I read books (which is already strange) and I listen to music on a record player given to me by your great-great-aunt and I have a ten-year-old car that I like quite a lot.

But I suspect you do not care about these matters. So I’ll get around to what you do care about:

Sex.

Specifically, am I having it? And with whom? Is she your mother?

To that last question: no. This is not the written version of How I Met Your Mother?, which is a television program from the early twenty-first century that is sometimes far better than people say and sometimes far worse.

It is possible, I should add, that I have met your mother, because I have met some very beautiful and interesting women in my life, and it is conceivable that one of these women will come to her senses and let me kiss her, either for the first time or, again.

But what is more likely is that I have not met your mother. (And this, I will admit, is alarming to me.) If you are reading this then you have been birthed into the world and that must mean (by the transitive properties of how penises and vaginas function) that I found your mother. From your perspective, it was always this way: I found your mother and we had you and this is a process that cannot be undone. But from my perspective, it seems almost impossible that this confluence of events will have taken place.

You are like a person born after man landed on the moon, left saying, “Yeah, I can see how that would be difficult, but it makes perfect sense that it happened.” I am an ancient Hun, staring up at the night sky.

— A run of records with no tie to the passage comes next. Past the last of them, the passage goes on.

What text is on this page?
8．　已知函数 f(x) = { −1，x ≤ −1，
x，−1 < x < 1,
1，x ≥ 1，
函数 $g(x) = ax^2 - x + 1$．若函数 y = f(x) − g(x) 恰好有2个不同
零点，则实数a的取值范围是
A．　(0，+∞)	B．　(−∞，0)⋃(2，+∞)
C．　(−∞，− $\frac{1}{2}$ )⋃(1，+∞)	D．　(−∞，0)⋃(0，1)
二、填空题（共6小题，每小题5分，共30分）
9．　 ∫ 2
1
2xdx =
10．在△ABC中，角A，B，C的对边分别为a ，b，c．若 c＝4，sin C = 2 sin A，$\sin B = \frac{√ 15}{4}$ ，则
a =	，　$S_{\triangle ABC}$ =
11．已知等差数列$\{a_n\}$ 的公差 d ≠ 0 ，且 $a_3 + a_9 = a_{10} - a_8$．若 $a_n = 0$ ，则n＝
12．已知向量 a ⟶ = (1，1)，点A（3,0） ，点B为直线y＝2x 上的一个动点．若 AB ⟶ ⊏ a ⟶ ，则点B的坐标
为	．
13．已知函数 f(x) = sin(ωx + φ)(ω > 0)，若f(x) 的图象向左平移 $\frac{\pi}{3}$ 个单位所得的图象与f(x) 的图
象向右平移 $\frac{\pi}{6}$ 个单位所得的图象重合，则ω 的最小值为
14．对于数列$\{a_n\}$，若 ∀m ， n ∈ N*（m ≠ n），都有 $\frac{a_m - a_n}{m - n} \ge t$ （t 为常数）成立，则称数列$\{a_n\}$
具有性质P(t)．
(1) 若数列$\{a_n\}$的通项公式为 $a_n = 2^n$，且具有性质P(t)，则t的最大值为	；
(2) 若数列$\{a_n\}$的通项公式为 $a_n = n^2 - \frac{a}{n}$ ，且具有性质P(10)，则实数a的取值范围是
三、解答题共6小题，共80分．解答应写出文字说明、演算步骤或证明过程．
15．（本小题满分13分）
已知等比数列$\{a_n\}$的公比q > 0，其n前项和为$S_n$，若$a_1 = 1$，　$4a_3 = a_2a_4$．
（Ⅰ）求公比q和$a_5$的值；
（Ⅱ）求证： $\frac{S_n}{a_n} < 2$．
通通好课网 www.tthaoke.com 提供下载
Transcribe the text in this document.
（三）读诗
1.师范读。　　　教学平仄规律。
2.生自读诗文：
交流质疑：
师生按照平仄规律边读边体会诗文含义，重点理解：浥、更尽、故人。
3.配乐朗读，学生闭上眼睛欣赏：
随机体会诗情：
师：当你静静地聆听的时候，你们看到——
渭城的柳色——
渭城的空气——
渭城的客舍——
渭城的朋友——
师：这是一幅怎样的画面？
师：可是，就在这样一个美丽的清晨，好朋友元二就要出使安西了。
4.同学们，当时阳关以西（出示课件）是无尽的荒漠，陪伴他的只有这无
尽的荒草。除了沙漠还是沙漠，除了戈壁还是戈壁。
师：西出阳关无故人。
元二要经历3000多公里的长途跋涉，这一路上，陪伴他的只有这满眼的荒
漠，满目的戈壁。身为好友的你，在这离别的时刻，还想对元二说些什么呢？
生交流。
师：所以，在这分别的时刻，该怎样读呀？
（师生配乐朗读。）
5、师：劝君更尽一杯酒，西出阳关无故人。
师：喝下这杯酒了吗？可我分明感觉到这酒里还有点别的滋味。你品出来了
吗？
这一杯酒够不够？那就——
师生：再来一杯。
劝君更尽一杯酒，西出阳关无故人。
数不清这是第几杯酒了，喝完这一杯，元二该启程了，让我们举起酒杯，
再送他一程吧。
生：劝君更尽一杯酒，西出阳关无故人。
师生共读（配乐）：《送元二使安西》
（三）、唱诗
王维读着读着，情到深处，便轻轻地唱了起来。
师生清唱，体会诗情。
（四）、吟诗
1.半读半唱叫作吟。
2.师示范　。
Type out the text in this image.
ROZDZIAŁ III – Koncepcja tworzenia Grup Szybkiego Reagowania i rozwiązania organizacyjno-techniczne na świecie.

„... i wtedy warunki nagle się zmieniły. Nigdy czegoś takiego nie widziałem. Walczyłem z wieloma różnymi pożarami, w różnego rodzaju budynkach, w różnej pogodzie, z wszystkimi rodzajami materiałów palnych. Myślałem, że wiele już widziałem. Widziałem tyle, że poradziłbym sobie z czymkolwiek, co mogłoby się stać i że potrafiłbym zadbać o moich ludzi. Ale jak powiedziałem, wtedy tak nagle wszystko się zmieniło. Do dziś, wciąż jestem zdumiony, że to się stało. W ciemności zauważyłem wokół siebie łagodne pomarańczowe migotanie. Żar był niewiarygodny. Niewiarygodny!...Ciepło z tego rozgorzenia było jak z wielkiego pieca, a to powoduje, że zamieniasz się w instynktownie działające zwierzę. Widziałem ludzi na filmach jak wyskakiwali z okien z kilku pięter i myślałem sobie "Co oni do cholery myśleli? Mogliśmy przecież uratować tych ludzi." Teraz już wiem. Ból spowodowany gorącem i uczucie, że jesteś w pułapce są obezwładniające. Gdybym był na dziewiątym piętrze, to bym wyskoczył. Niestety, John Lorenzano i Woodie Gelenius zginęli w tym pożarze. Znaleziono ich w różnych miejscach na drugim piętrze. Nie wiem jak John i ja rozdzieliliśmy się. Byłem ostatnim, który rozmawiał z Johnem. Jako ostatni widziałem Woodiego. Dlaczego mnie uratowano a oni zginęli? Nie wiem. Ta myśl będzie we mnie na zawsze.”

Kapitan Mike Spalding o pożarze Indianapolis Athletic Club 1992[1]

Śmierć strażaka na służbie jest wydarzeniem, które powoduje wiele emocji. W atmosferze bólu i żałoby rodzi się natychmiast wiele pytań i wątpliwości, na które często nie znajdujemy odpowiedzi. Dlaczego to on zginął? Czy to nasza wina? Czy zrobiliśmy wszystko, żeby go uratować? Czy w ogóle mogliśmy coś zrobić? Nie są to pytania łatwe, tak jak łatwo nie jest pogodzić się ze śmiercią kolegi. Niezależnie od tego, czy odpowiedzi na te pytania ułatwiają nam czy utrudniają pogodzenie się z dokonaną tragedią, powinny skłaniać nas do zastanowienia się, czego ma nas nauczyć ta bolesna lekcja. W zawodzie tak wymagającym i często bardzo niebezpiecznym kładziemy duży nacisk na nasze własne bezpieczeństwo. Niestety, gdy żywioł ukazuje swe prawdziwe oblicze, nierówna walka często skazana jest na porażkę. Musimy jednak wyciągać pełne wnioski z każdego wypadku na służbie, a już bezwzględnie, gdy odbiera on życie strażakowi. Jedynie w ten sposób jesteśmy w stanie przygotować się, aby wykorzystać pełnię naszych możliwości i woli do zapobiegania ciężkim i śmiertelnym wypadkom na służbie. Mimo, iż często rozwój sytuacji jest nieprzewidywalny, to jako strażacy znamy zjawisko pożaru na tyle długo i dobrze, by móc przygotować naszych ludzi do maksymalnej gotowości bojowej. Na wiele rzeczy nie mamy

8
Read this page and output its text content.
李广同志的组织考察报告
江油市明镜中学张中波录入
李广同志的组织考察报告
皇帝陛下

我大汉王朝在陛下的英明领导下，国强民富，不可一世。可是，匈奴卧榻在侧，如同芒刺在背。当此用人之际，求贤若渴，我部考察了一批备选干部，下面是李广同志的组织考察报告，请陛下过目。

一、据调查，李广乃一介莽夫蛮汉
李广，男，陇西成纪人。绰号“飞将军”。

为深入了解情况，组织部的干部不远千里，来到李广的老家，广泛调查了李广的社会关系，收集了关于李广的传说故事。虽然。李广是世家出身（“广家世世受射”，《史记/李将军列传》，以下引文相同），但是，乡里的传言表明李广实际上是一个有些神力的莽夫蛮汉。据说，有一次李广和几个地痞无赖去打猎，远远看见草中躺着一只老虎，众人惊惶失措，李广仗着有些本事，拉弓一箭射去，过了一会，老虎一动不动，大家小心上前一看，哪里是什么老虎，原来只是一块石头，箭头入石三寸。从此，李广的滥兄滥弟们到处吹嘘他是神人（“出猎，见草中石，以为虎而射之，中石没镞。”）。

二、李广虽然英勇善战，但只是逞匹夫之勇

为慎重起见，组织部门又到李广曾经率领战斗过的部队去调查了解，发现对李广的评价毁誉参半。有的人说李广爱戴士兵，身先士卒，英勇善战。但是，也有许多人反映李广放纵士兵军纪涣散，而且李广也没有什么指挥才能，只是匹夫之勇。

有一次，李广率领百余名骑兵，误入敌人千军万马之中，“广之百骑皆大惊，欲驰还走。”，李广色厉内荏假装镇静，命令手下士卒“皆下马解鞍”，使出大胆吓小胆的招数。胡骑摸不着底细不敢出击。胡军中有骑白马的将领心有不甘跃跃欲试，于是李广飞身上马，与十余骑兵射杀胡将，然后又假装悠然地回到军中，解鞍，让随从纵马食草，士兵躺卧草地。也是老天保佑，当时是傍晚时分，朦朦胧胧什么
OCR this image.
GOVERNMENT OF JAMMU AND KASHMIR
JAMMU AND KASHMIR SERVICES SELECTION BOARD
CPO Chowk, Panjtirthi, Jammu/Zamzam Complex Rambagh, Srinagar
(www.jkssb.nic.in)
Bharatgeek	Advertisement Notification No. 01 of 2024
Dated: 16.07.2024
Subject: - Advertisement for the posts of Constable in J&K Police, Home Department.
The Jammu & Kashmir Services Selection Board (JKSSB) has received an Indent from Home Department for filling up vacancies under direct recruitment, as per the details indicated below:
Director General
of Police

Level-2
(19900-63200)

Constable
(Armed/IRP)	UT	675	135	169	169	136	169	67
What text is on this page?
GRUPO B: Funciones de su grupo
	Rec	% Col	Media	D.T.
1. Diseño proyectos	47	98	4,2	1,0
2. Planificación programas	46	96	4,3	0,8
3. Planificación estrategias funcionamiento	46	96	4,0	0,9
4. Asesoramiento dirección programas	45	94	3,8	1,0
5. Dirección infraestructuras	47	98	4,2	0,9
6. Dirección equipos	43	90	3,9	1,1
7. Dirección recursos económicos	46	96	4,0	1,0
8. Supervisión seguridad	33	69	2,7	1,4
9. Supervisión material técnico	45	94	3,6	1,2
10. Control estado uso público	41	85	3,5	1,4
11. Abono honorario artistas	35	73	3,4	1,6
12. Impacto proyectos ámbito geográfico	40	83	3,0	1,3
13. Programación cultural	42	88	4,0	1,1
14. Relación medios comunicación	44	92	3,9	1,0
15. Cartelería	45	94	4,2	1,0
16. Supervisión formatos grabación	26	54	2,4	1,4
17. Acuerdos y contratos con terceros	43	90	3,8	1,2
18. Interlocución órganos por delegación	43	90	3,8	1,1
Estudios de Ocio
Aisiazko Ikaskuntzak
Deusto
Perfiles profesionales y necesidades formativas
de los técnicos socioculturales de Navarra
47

It’s not that I’m not trying to set into motion the series of events that would result in your existence. I go to bars and coffee shops and other places where a person can meet people with the opposite genitals from their own. I’ve had girlfriends and they’ve been great, but none of them was the right person to be your mother which wasn’t always, let me assure you, my call.

It is a process that often feels futile, especially when I admit the truth, which is that I’m not even sure I want to have you. (No offense.)

It feels, though, like I should try. It feels like I should give you a chance to exist. And a chance to read this letter.

I mean, it would be kind of a waste if I didn’t, wouldn’t it?


I’m sure you’re busy now, your energy and time consumed by things of which I can’t even conceive. And I don’t want to contribute further to the sapping of your mental resources. So I’ll wrap this up and tell you that I appreciate that you read this far—quite a feat, I’m sure, considering the aforementioned threats to your attention span.

You have my permission to do what you like with this information (and this letter). Let it comfort you. Let it frighten you. Use it to remind me of who I once was. Use it against me if you like.

But whatever you do, please know this: it’s as strange for me that you exist now as it is for you that I existed then (which is actually now, but let’s not get caught up in time-travel logistics; that never ends well).

Nonetheless, I’m glad you’re here. And I hope you can say the same for me.